The champagne bottles, the unopened bags, the emptied shells of Sony videocassette tapes from the CCTV system, and the material Van Camp had handled were carefully packaged up and transported back to Antwerp. Police technicians made plaster casts of tire treads found in the softer soil. Officers searching the underbrush found long ribbons of videotape strung through the foliage a few dozen yards from the trash dump that presumably belonged to the dismantled videocassettes they’d already found.

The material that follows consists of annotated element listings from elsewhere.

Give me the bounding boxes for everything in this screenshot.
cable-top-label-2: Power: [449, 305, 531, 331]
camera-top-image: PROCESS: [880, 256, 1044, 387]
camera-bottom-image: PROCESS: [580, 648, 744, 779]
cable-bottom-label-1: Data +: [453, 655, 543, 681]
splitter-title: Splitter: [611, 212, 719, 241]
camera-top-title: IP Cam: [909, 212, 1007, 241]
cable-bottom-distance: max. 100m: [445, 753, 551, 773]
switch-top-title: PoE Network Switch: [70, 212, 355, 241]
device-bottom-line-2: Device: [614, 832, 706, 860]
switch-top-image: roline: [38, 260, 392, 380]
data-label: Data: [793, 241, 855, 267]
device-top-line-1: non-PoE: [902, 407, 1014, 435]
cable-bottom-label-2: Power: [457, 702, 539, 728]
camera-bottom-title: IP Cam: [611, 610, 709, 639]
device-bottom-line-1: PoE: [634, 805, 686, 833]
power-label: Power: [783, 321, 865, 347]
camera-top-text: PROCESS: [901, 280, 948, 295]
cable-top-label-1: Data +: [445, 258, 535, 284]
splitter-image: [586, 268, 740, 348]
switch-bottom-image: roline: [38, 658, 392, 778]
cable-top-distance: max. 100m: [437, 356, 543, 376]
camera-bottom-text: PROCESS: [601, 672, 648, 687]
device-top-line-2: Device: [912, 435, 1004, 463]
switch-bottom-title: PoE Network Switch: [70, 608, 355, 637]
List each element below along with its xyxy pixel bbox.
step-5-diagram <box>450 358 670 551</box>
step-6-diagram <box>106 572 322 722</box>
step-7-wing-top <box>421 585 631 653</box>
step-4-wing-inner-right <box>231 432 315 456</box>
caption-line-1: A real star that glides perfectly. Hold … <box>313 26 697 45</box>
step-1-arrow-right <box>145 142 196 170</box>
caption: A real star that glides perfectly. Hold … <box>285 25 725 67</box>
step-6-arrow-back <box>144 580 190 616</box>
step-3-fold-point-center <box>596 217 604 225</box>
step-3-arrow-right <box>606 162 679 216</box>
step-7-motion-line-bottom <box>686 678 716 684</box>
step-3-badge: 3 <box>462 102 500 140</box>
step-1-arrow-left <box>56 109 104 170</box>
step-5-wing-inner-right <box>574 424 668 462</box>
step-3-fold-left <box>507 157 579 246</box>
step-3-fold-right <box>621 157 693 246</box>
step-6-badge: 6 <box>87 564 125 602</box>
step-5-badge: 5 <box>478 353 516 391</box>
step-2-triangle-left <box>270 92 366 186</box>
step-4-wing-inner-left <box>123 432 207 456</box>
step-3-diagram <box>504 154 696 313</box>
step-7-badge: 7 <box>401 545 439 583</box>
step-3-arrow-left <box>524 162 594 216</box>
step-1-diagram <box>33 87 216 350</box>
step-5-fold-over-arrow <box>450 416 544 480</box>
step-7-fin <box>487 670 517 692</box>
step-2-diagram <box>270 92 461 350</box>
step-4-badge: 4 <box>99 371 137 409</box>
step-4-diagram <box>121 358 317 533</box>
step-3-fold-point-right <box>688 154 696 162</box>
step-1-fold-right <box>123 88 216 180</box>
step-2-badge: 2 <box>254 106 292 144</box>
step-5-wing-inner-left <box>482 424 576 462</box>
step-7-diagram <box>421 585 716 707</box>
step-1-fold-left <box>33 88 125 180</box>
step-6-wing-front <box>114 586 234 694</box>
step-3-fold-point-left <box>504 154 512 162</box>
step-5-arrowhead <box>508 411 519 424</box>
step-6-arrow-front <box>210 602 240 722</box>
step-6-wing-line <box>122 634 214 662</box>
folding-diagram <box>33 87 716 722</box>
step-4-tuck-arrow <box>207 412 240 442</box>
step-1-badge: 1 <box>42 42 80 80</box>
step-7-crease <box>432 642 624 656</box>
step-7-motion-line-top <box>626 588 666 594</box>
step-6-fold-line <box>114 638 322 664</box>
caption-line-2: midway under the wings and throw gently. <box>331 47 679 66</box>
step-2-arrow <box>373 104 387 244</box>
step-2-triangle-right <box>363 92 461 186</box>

The videotape was carefully gathered up, and one of the investigators organized a search party to scour the shoulders of the highway for miles in both directions to see if they could find additional clues. It seemed to pay off: searchers found numerous strands of videotape all along the road, as if someone had held one end of the tape and tossed the spool out the window so that it would unwind in the hope that it would degrade from exposure to the elements. Police thought that these bits of tape could also be from the dismantled CCTV videocassettes. Eventually, all of the recovered tape was sent to the Belgian headquarters of Sony for expert reconstruction.

The heart of the investigation moved to the diamond detectives’ offices at the federal police building and to the Antwerp Forensics Laboratory, a plain building just across the street. Peys and the others who’d been in the vault returned after sundown with their load of evidence at the same time that detectives who’d gone to the Floordambos returned with the garbage bags. The bags were opened and their contents carefully sorted and logged.

“It was the day after that colleagues tried to reconstruct what was in those garbage bags,” Peys said. “It came surely from the heist, but finding clues toward the suspects is something different. It wasn’t obvious, I assure you.”

The bags contained rubber gloves, rolls of tape, wrenches, pliers, spools of wire, alligator clips, and several metal components that confounded the police at first. It would take weeks before a police technician was able to put it together properly, and surmise that this was the device used for pulling open the safe deposit boxes. Investigators also found both parts of the vault door key and several other fabricated keys that were used to pick locks inside the Diamond Center. There were discarded documents, envelopes, and diamond papers, one of which was uncrumpled to reveal tiny emerald pointers.